I have a pipeline like this:

 env.addSource(kafkaConsumer)
            .keyBy { value -> value.f0 }
            .window(EventTimeSessionWindows.withGap(Time.minutes(2)))
            .reduce(::reduceRecord)
            .addSink(kafkaProducer)

I want to expire keyed data with a TTL.

Some blog posts point that I need a ValueStateDescriptor for that. I made one like this:

val desc = ValueStateDescriptor("val state", MyKey::class.java)
desc.enableTimeToLive(ttlConfig)

But how do I actually apply this descriptor to my pipeline so it will actually do the TTL expiry?


Solution

  • The pipeline you've described doesn't use any keyed state that would benefit from setting state TTL. The only keyed state in your pipeline is the contents of the session windows, and that state is being purged as soon as possible -- as the sessions close. (Furthermore, since you are using a reduce function, that state consists of just one value per key.)

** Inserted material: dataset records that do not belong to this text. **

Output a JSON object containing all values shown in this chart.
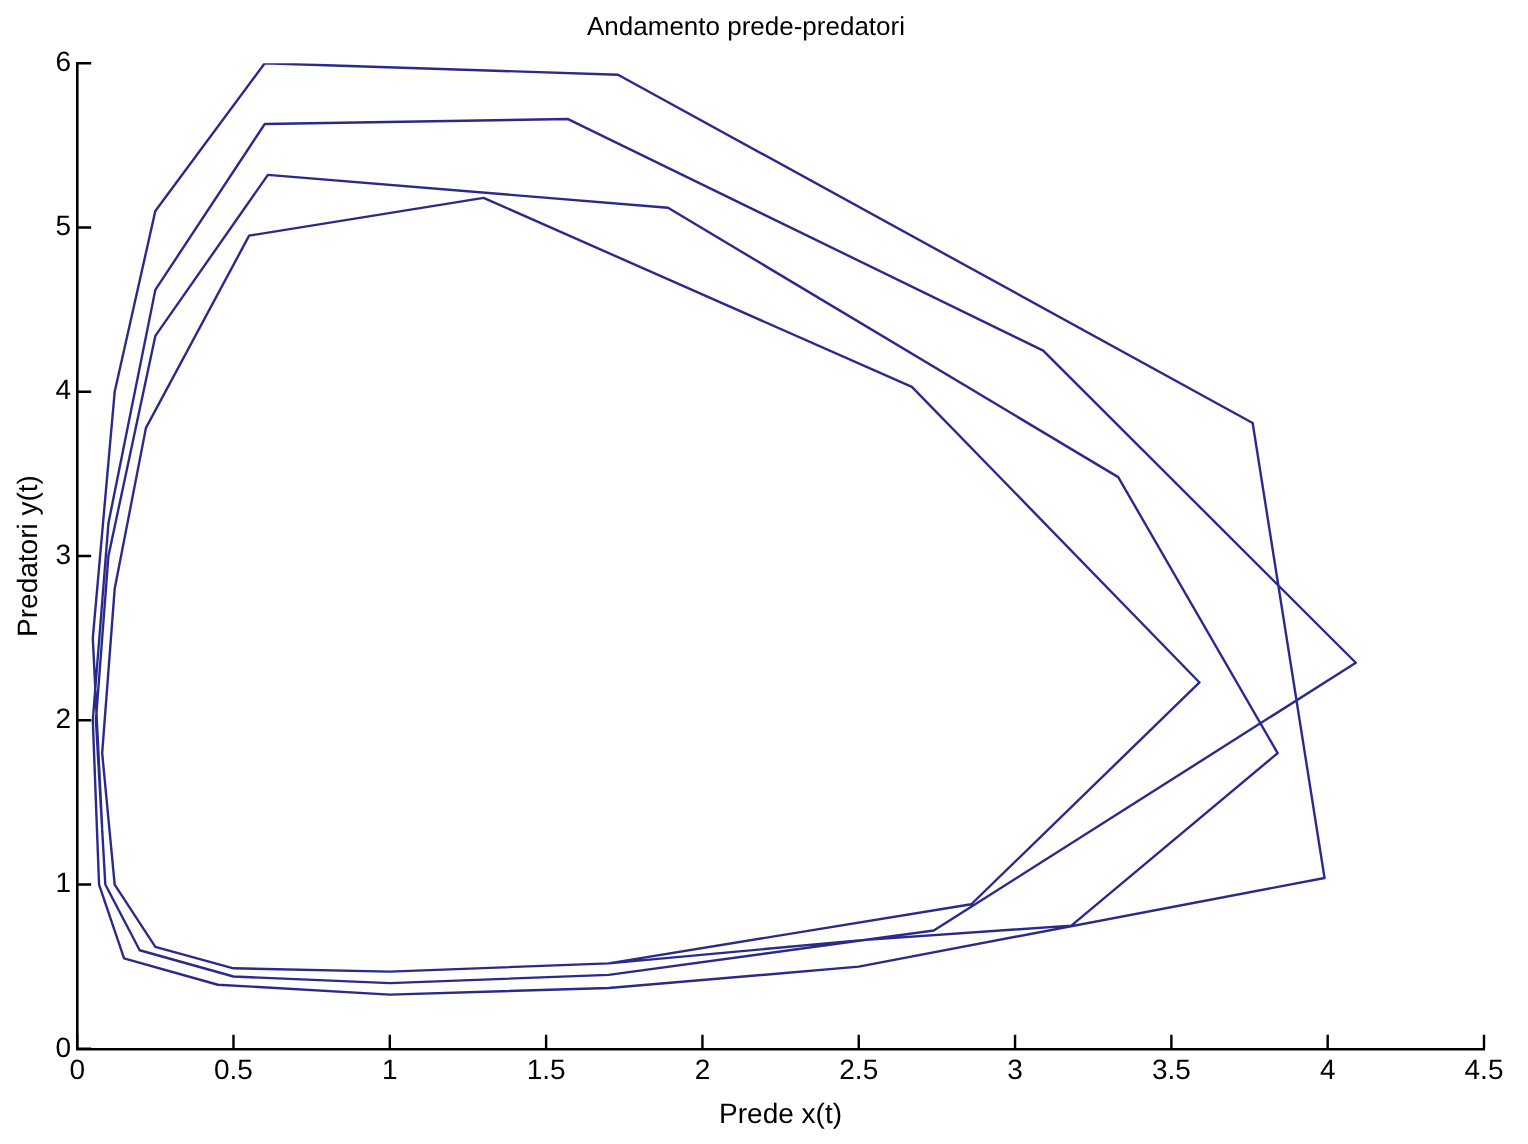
{
  "chart_data": {
    "type": "line",
    "title": "Andamento prede-predatori",
    "xlabel": "Prede x(t)",
    "ylabel": "Predatori y(t)",
    "series": [
      {
        "color": "#2a2a8c",
        "x": [
          1.7,
          2.86,
          3.59,
          2.67,
          1.3,
          0.55,
          0.22,
          0.12,
          0.08,
          0.12,
          0.25,
          0.5,
          1.0,
          1.7,
          2.5,
          3.18,
          3.84,
          3.33,
          1.89,
          0.61,
          0.25,
          0.1,
          0.06,
          0.09,
          0.2,
          0.5,
          1.0,
          1.7,
          2.74,
          4.09,
          3.09,
          1.57,
          0.6,
          0.25,
          0.1,
          0.05,
          0.07,
          0.15,
          0.45,
          1.0,
          1.7,
          2.5,
          3.99,
          3.76,
          1.73,
          0.6,
          0.25,
          0.12,
          0.05,
          0.08
        ],
        "values": [
          0.52,
          0.88,
          2.23,
          4.03,
          5.18,
          4.95,
          3.78,
          2.8,
          1.8,
          1.0,
          0.62,
          0.49,
          0.47,
          0.52,
          0.66,
          0.75,
          1.8,
          3.48,
          5.12,
          5.32,
          4.34,
          3.0,
          2.0,
          1.0,
          0.6,
          0.44,
          0.4,
          0.45,
          0.72,
          2.35,
          4.25,
          5.66,
          5.63,
          4.62,
          3.2,
          2.0,
          1.0,
          0.55,
          0.39,
          0.33,
          0.37,
          0.5,
          1.04,
          3.81,
          5.93,
          6.0,
          5.1,
          4.0,
          2.5,
          1.34
        ]
      }
    ],
    "xlim": [
      0,
      4.5
    ],
    "xticks": [
      0,
      0.5,
      1,
      1.5,
      2,
      2.5,
      3,
      3.5,
      4,
      4.5
    ],
    "ylim": [
      0,
      6
    ],
    "yticks": [
      0,
      1,
      2,
      3,
      4,
      5,
      6
    ],
    "grid": false,
    "legend": false,
    "marker": "none",
    "line_style": "solid"
  }
}
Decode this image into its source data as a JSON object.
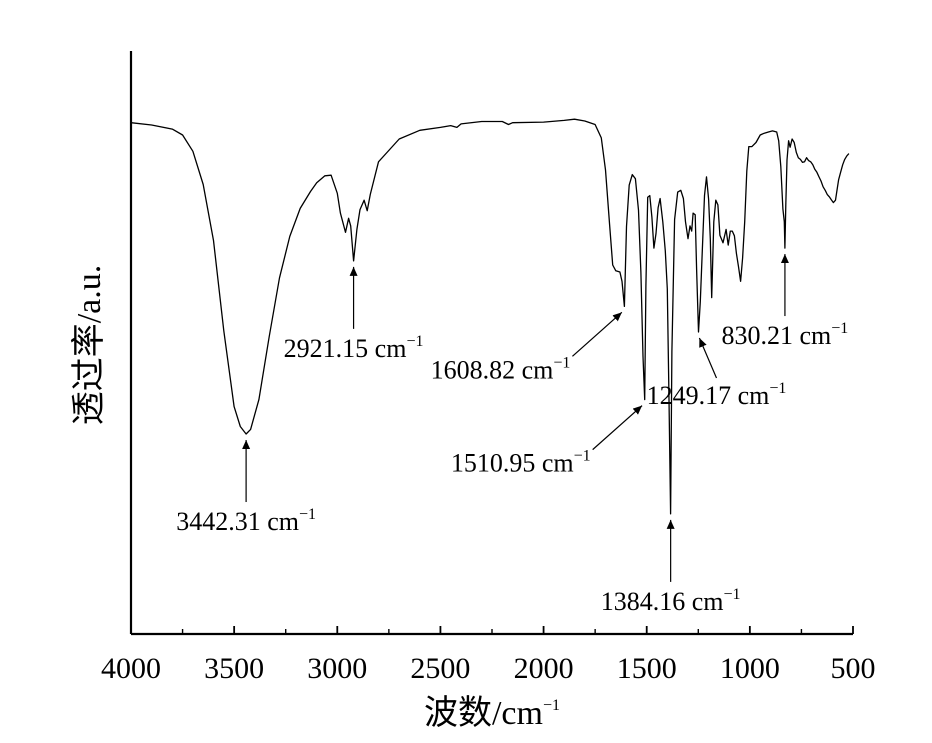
{
  "chart_data": {
    "type": "line",
    "xlabel": "波数/cm",
    "xlabel_sup": "−1",
    "ylabel": "透过率/a.u.",
    "xlim": [
      4000,
      500
    ],
    "x_reversed": true,
    "ylim": [
      0,
      100
    ],
    "grid": false,
    "legend": "none",
    "x_ticks": [
      "4000",
      "3500",
      "3000",
      "2500",
      "2000",
      "1500",
      "1000",
      "500"
    ],
    "x_tick_values": [
      4000,
      3500,
      3000,
      2500,
      2000,
      1500,
      1000,
      500
    ],
    "series": [
      {
        "color": "#000000",
        "points": [
          [
            4000,
            87.7
          ],
          [
            3900,
            87.3
          ],
          [
            3800,
            86.6
          ],
          [
            3750,
            85.6
          ],
          [
            3700,
            82.8
          ],
          [
            3650,
            77.1
          ],
          [
            3600,
            67.5
          ],
          [
            3550,
            52.0
          ],
          [
            3500,
            39.0
          ],
          [
            3470,
            35.6
          ],
          [
            3442,
            34.3
          ],
          [
            3420,
            35.1
          ],
          [
            3380,
            40.2
          ],
          [
            3330,
            51.0
          ],
          [
            3280,
            61.1
          ],
          [
            3230,
            68.2
          ],
          [
            3180,
            73.0
          ],
          [
            3130,
            75.9
          ],
          [
            3100,
            77.4
          ],
          [
            3060,
            78.6
          ],
          [
            3030,
            78.7
          ],
          [
            3000,
            75.6
          ],
          [
            2985,
            72.2
          ],
          [
            2960,
            68.9
          ],
          [
            2945,
            71.3
          ],
          [
            2935,
            70.0
          ],
          [
            2921,
            64.0
          ],
          [
            2905,
            69.4
          ],
          [
            2890,
            72.8
          ],
          [
            2870,
            74.4
          ],
          [
            2855,
            72.6
          ],
          [
            2840,
            75.4
          ],
          [
            2800,
            81.0
          ],
          [
            2700,
            84.9
          ],
          [
            2600,
            86.4
          ],
          [
            2500,
            86.9
          ],
          [
            2450,
            87.2
          ],
          [
            2420,
            86.9
          ],
          [
            2400,
            87.5
          ],
          [
            2300,
            87.9
          ],
          [
            2200,
            87.9
          ],
          [
            2170,
            87.4
          ],
          [
            2150,
            87.7
          ],
          [
            2000,
            87.8
          ],
          [
            1900,
            88.1
          ],
          [
            1850,
            88.3
          ],
          [
            1800,
            88.0
          ],
          [
            1750,
            87.4
          ],
          [
            1720,
            85.1
          ],
          [
            1700,
            79.6
          ],
          [
            1680,
            70.2
          ],
          [
            1665,
            63.3
          ],
          [
            1650,
            62.3
          ],
          [
            1630,
            62.1
          ],
          [
            1620,
            60.5
          ],
          [
            1608,
            56.2
          ],
          [
            1598,
            69.9
          ],
          [
            1585,
            77.0
          ],
          [
            1570,
            78.8
          ],
          [
            1555,
            78.1
          ],
          [
            1540,
            72.7
          ],
          [
            1528,
            62.0
          ],
          [
            1518,
            47.6
          ],
          [
            1510,
            40.2
          ],
          [
            1504,
            59.7
          ],
          [
            1495,
            74.9
          ],
          [
            1485,
            75.2
          ],
          [
            1475,
            71.5
          ],
          [
            1465,
            66.2
          ],
          [
            1455,
            68.7
          ],
          [
            1445,
            73.1
          ],
          [
            1435,
            74.7
          ],
          [
            1422,
            70.7
          ],
          [
            1410,
            65.7
          ],
          [
            1400,
            59.2
          ],
          [
            1392,
            40.2
          ],
          [
            1384,
            20.6
          ],
          [
            1378,
            48.5
          ],
          [
            1365,
            71.1
          ],
          [
            1350,
            75.8
          ],
          [
            1335,
            76.1
          ],
          [
            1322,
            74.7
          ],
          [
            1312,
            70.7
          ],
          [
            1300,
            67.8
          ],
          [
            1290,
            70.0
          ],
          [
            1282,
            69.1
          ],
          [
            1275,
            72.2
          ],
          [
            1265,
            71.9
          ],
          [
            1258,
            62.6
          ],
          [
            1249,
            51.8
          ],
          [
            1240,
            57.0
          ],
          [
            1230,
            66.2
          ],
          [
            1220,
            75.2
          ],
          [
            1210,
            78.4
          ],
          [
            1200,
            74.6
          ],
          [
            1192,
            67.8
          ],
          [
            1185,
            57.7
          ],
          [
            1175,
            70.7
          ],
          [
            1165,
            74.4
          ],
          [
            1155,
            73.6
          ],
          [
            1145,
            68.4
          ],
          [
            1130,
            67.1
          ],
          [
            1115,
            69.4
          ],
          [
            1105,
            66.7
          ],
          [
            1095,
            69.1
          ],
          [
            1085,
            69.1
          ],
          [
            1075,
            68.3
          ],
          [
            1065,
            65.3
          ],
          [
            1055,
            63.0
          ],
          [
            1045,
            60.5
          ],
          [
            1035,
            64.5
          ],
          [
            1025,
            70.7
          ],
          [
            1015,
            79.4
          ],
          [
            1005,
            83.6
          ],
          [
            990,
            83.6
          ],
          [
            970,
            84.3
          ],
          [
            950,
            85.6
          ],
          [
            930,
            85.9
          ],
          [
            910,
            86.1
          ],
          [
            890,
            86.3
          ],
          [
            870,
            86.1
          ],
          [
            860,
            84.6
          ],
          [
            850,
            80.2
          ],
          [
            840,
            72.9
          ],
          [
            833,
            70.7
          ],
          [
            830,
            66.2
          ],
          [
            826,
            73.6
          ],
          [
            820,
            81.3
          ],
          [
            812,
            84.6
          ],
          [
            805,
            83.5
          ],
          [
            795,
            84.9
          ],
          [
            785,
            84.3
          ],
          [
            775,
            82.6
          ],
          [
            765,
            81.7
          ],
          [
            755,
            81.4
          ],
          [
            745,
            80.9
          ],
          [
            735,
            81.0
          ],
          [
            725,
            81.7
          ],
          [
            715,
            81.2
          ],
          [
            705,
            81.0
          ],
          [
            695,
            80.5
          ],
          [
            685,
            79.7
          ],
          [
            675,
            79.2
          ],
          [
            665,
            78.4
          ],
          [
            655,
            77.7
          ],
          [
            645,
            76.7
          ],
          [
            635,
            76.1
          ],
          [
            625,
            75.4
          ],
          [
            615,
            75.0
          ],
          [
            605,
            74.5
          ],
          [
            595,
            74.0
          ],
          [
            585,
            74.4
          ],
          [
            578,
            76.0
          ],
          [
            570,
            77.9
          ],
          [
            560,
            79.2
          ],
          [
            550,
            80.5
          ],
          [
            540,
            81.4
          ],
          [
            530,
            82.0
          ],
          [
            520,
            82.4
          ]
        ]
      }
    ],
    "annotations": [
      {
        "value": "3442.31 cm",
        "sup": "−1",
        "tip": [
          3442,
          34.3
        ],
        "anchor": "below",
        "text_align": "middle"
      },
      {
        "value": "2921.15 cm",
        "sup": "−1",
        "tip": [
          2921,
          64.0
        ],
        "anchor": "below",
        "text_align": "middle"
      },
      {
        "value": "1608.82 cm",
        "sup": "−1",
        "tip": [
          1608,
          56.2
        ],
        "anchor": "below-left",
        "text_align": "end"
      },
      {
        "value": "1510.95 cm",
        "sup": "−1",
        "tip": [
          1510,
          40.2
        ],
        "anchor": "below-left",
        "text_align": "end"
      },
      {
        "value": "1384.16 cm",
        "sup": "−1",
        "tip": [
          1384,
          20.6
        ],
        "anchor": "below",
        "text_align": "middle"
      },
      {
        "value": "1249.17 cm",
        "sup": "−1",
        "tip": [
          1249,
          51.8
        ],
        "anchor": "below-right",
        "text_align": "middle"
      },
      {
        "value": "830.21 cm",
        "sup": "−1",
        "tip": [
          830,
          66.2
        ],
        "anchor": "below",
        "text_align": "middle"
      }
    ]
  }
}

    For the most part, expiring state is only relevant for state you explicitly create, in which case you will have ready access to the state descriptor and can configure it to use State TTL. Flink SQL does create state on your behalf that might not automatically expire, in which case you will need to use Idle State Retention Time to configure it. The CEP library also creates state on your behalf, and in this case you should ensure that your patterns either eventually match or timeout.